Une étrange campagne de publicité s’affiche depuis la semaine dernière sur 1.939 panneaux en France, dénonçant la "casse" dont est victime le fret ferroviaire en France. “Tous les jours on tue le fret“, dénoncent les affiches, qui ont été financées par le comité central d’entreprise (CCE) de la SNCF.
La branche fret de la SNCF se porte mal : hors filiales privées, elle a perdu 600 millions d'euros en 2010 pour un chiffre d'affaires d'un milliard. Le virage écologiste décrété par le gouvernement lors du Grenelle de l’Environnement ne s’est toujours pas traduit par un boom du transport de marchandises par voie ferroviaire. D’où cette campagne inédite, qui pose deux questions : son financement est-il légal ? Ne constitue-t-elle pas une publicité déguisée pour la CGT ?
Un financement illégal ?
Le Figaro, qui a sorti l’affaire mercredi, a pointé du doigt la légalité d’une telle campagne, financée par le CCE. Or les comités d’entreprises sont surtout connus pour leurs œuvres sociales au bénéfice des employés, comme l’offre de chèques vacances subventionnés ou l’achat de cadeaux de Noël pour les enfants des salariés.
Mais le CCE a également une mission de suivi de la situation économique de l’entreprise. Il peut donc commander des audits et des enquêtes internes, mais aussi des campagnes de publicité. La campagne en question est donc légale, c’est plus sa dimension électorale qui irrite les différents syndicats de la SNCF.
Une campagne aux allures très cégétiste
Les prochaines élections syndicales ont en effet lieu le 24 mars prochain. Or, l’affiche reprend la typologie et les visuels habituellement utilisés par la CGT dans ses tracts : phrase choc, couleur rouge et police de caractère identique. De là à y voir une campagne déguisée pour le principal syndicat, il n’y a qu’un pas, d’autant que la CGT est majoritaire au sein du CCE de la SNCF.

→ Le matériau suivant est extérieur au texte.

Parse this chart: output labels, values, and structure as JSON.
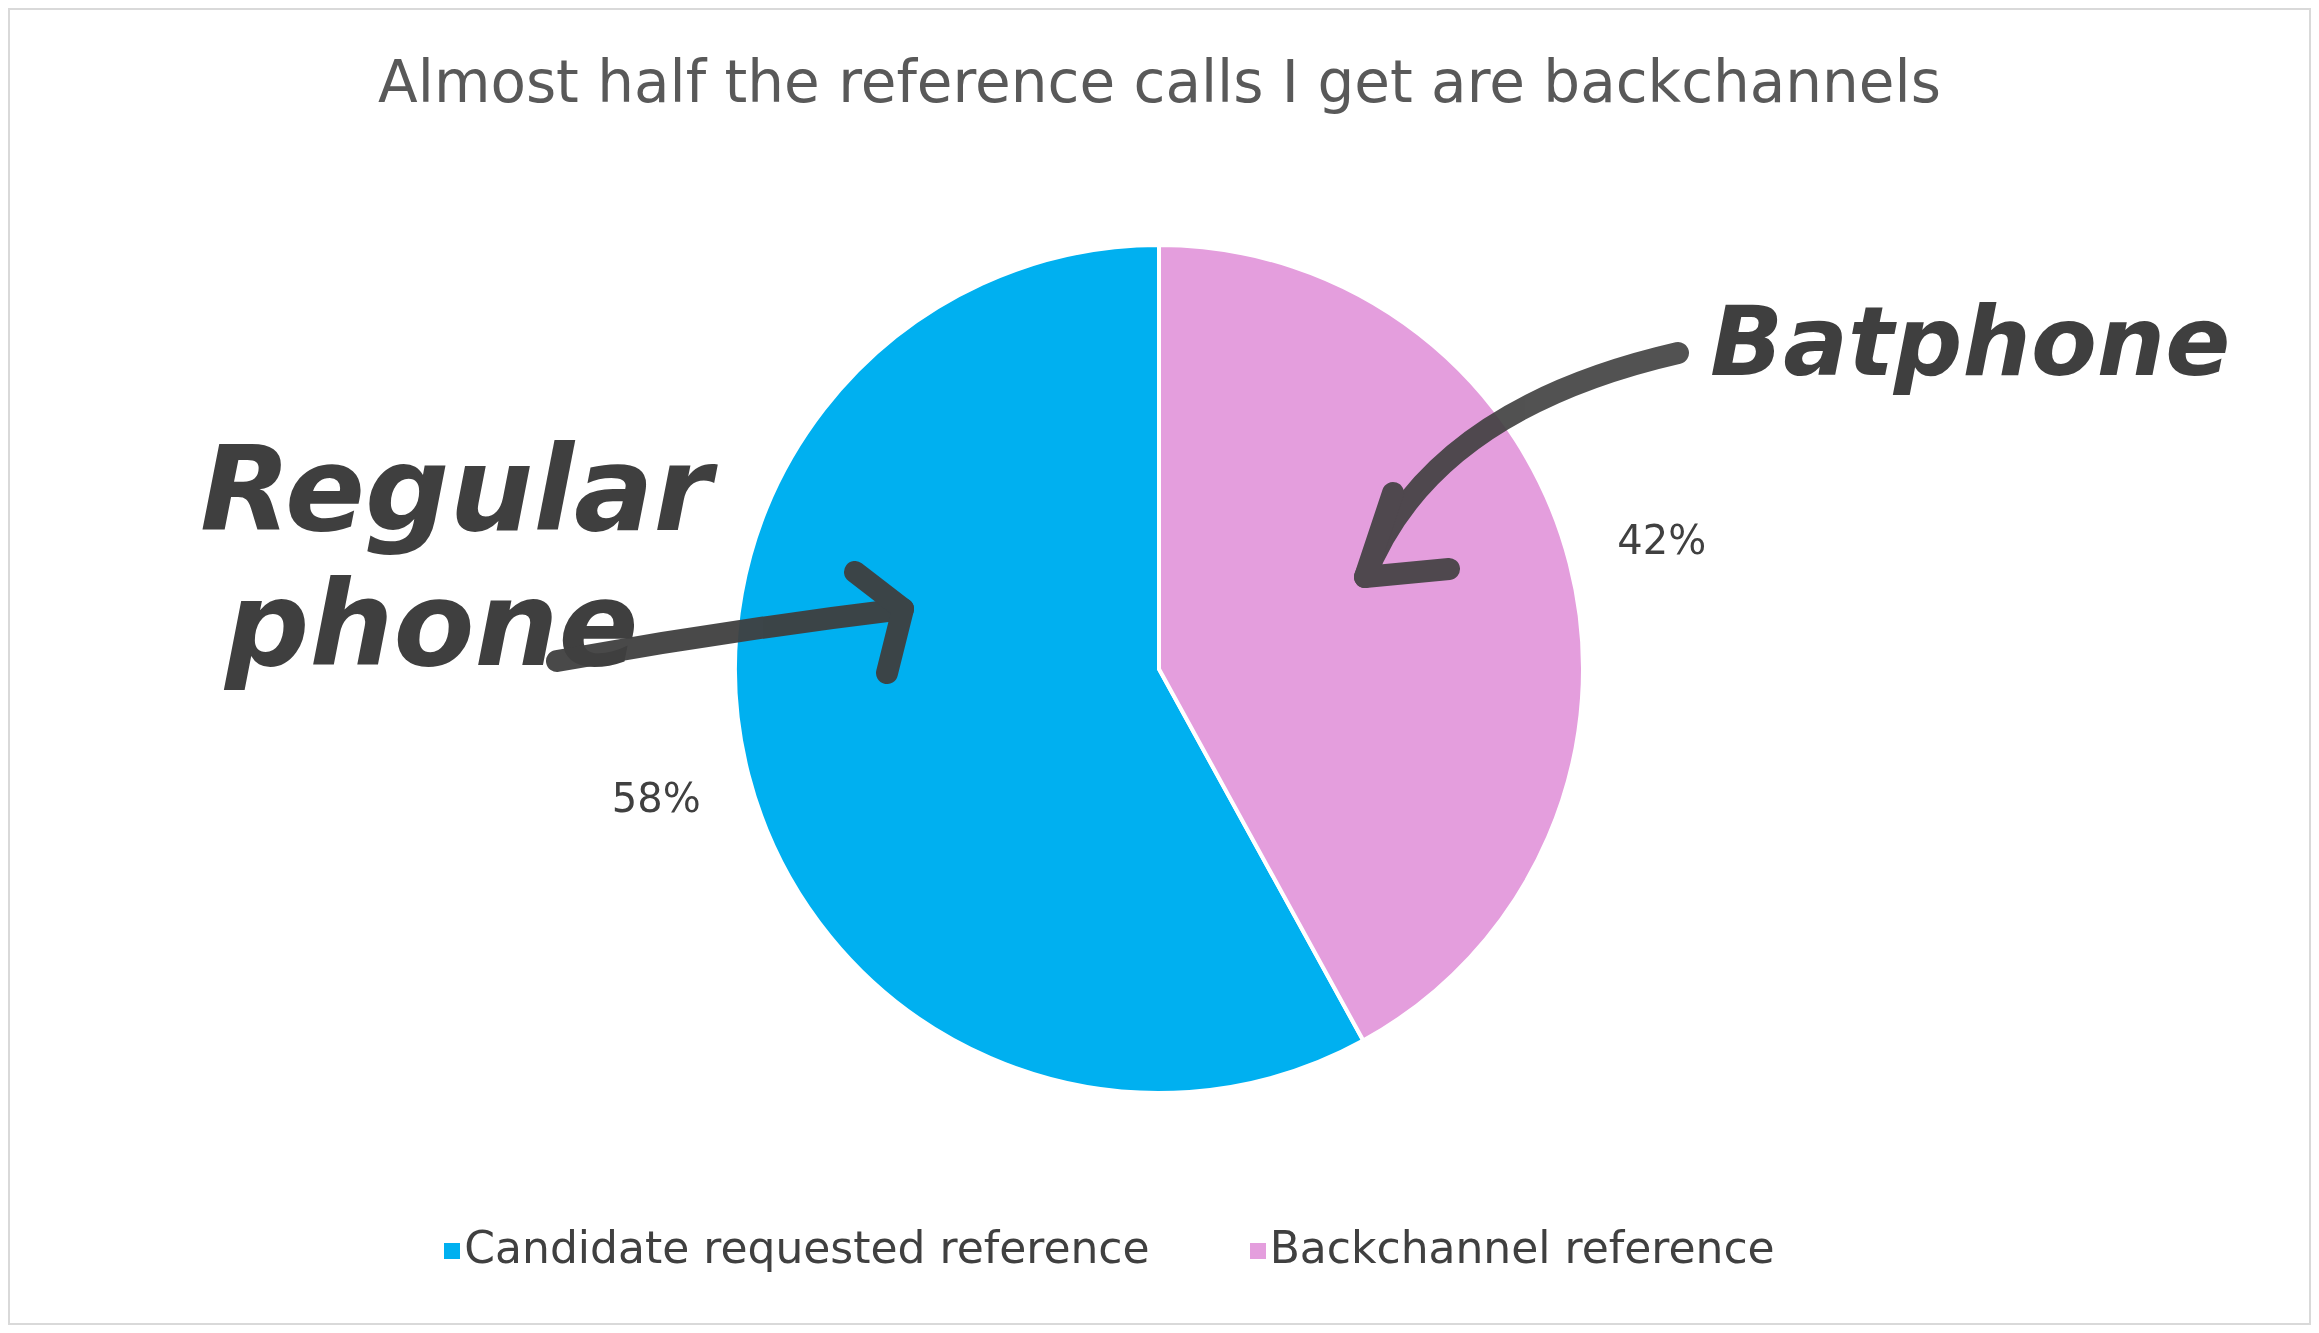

Les autres syndicats ne commentent pas officiellement cette affaire, d’autant qu’ils ont tous approuvé la campagne. Mais en interne, le malaise est palpable, car aucune organisation n’avait vu le visuel avant sa diffusion.
La gêne des autres syndicats
“Il y a effectivement des tentatives par les uns et par les autres, de porter leur discours. Sur le visuel, effectivement on regrette de n’avoir pas pu être suffisamment associé, pour avoir une campagne plus homogène et la plus unitaire possible“, explique diplomatiquement Alain Cambi, secrétaire fédéral de Sud Rail.
La SNCF, qui voit dans cette campagne une critique de l’entreprise, a porté plainte pour dénigrement et atteinte à son image. Le procès, qui débute vendredi, se fera sans la CFDT, qui a décidé de se désolidariser des autres syndicats. Une manière détournée de dénoncer les manières peu aimables de la CGT.